By the time she had closed the door Bryn had poured a cup of tea for her from the silver pot. She had seen it countless times before. It was part of a valuable five-piece Georgian service. The matching lidded sugar bowl was there, and beside it a silver dish with lemon slices. The bone china tea cup and saucer had an exquisite bleu celeste border and a gold rim, as did the matching plate, holding an array of delicate triple-layer sandwich fingers, all very elegantly presented.

‘Come along,’ Bryn said, as though it was his duty to get her to eat. ‘I notice you didn’t touch a thing downstairs when everyone else was most enthusiastic. You’d think the whole country was going to be hit by famine in a matter of days.’ He glanced back at her. ‘Leave your hair alone.’

‘Goodness, you’re bossy!’ she breathed.

‘I have to be. I know you grew up thinking your hair had to be tied back in plaits. It was Carrie’s golden mane that was always on display. Even Elizabeth knew better than to present you as a foil for her daughter.’

‘Oh, hold on!’

‘It’s true.’

‘Okay, it’s true.

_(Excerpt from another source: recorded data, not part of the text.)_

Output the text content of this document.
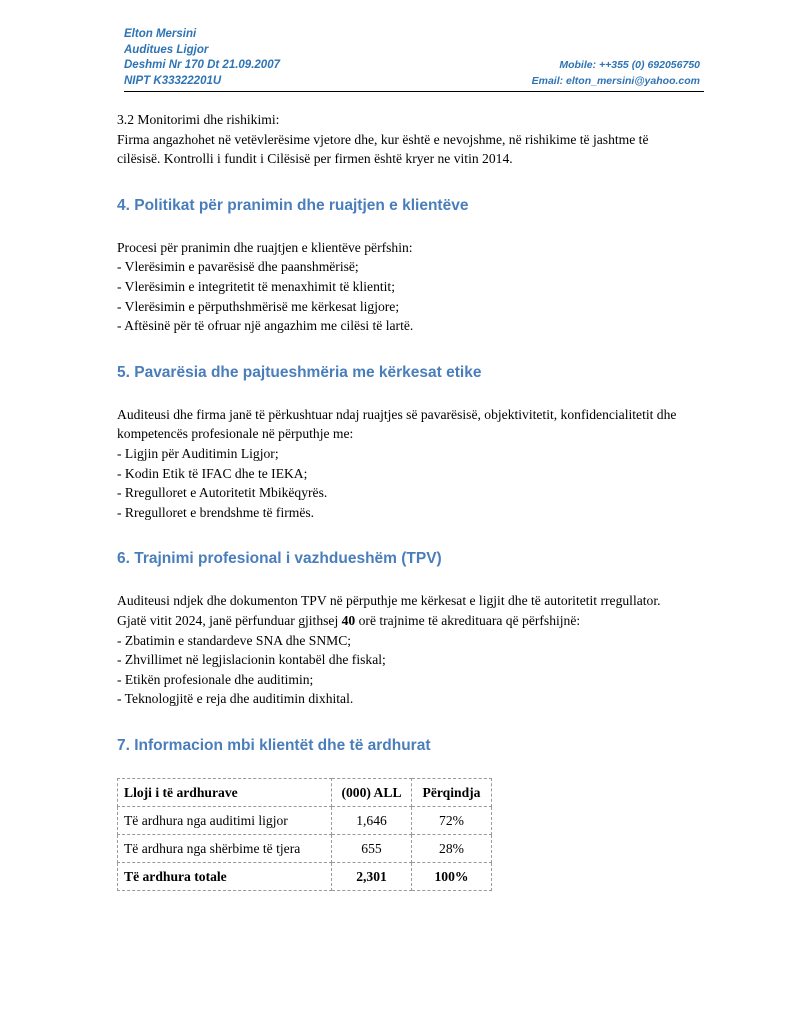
Elton Mersini
Auditues Ligjor
Deshmi Nr 170 Dt 21.09.2007
NIPT K33322201U
Mobile: ++355 (0) 692056750
Email: elton_mersini@yahoo.com

3.2 Monitorimi dhe rishikimi:

Firma angazhohet në vetëvlerësime vjetore dhe, kur është e nevojshme, në rishikime të jashtme të cilësisë. Kontrolli i fundit i Cilësisë per firmen është kryer ne vitin 2014.

4. Politikat për pranimin dhe ruajtjen e klientëve

Procesi për pranimin dhe ruajtjen e klientëve përfshin:

- Vlerësimin e pavarësisë dhe paanshmërisë;
- Vlerësimin e integritetit të menaxhimit të klientit;
- Vlerësimin e përputhshmërisë me kërkesat ligjore;
- Aftësinë për të ofruar një angazhim me cilësi të lartë.

5. Pavarësia dhe pajtueshmëria me kërkesat etike

Auditeusi dhe firma janë të përkushtuar ndaj ruajtjes së pavarësisë, objektivitetit, konfidencialitetit dhe kompetencës profesionale në përputhje me:

- Ligjin për Auditimin Ligjor;
- Kodin Etik të IFAC dhe te IEKA;
- Rregulloret e Autoritetit Mbikëqyrës.
- Rregulloret e brendshme të firmës.

6. Trajnimi profesional i vazhdueshëm (TPV)

Auditeusi ndjek dhe dokumenton TPV në përputhje me kërkesat e ligjit dhe të autoritetit rregullator. Gjatë vitit 2024, janë përfunduar gjithsej 40 orë trajnime të akredituara që përfshijnë:

- Zbatimin e standardeve SNA dhe SNMC;
- Zhvillimet në legjislacionin kontabël dhe fiskal;
- Etikën profesionale dhe auditimin;
- Teknologjitë e reja dhe auditimin dixhital.

7. Informacion mbi klientët dhe të ardhurat
Lloji i të ardhurave	(000) ALL	Përqindja
Të ardhura nga auditimi ligjor	1,646	72%
Të ardhura nga shërbime të tjera	655	28%
Të ardhura totale	2,301	100%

No secrets from you,’ she said with a helpless shrug. ‘Elizabeth spent a lot of time brushing my hair as a child and telling me how beautiful it was. “Just like your mother’s!” She always said that, smiling quietly, before hugging me to her with tears in her eyes. She and my mother had become the closest of friends, she said. Growing up in this strange house only Elizabeth affirmed my value. Then she had to make her own escape.’

‘Well, the Forsyths tend to stomp on people,’ Bryn said, very dryly. ‘It took a tremendous amount of guts for your father to get out. He was never forgiven, of course.’

‘I used to think I bore the brunt of that. The father’s sins visited on the daughter?’ She hesitated for a moment. ‘It’s always puzzled me why Elizabeth married Uncle Charles. All right, I know he would have been very handsome—he still is—and a Forsyth with all that money. But he’s so … shallow.’ She gave a little shamed sob. ‘No, I’ll take that back. I’m sorry. Not shallow. But not a lot to him. Or not a lot that shows.’

Bryn shrugged. ‘You know why. Your grandfather drained the life out of him. There’s a word for your grandfather, but I can’t use it on this particular day. He made his own son feel forever anxious and insecure. He made him feel he would never be good enough to take over the running of the Forsyth Foundation, let alone Titan. Oddly enough, Charles is now acting as though a huge load has been lifted from his shoulders and dropped onto someone else’s. Did you notice?’ He shot her a laser-like glance. ‘He even tried chatting up Elizabeth. He sounded as though he was actually aching for her company.’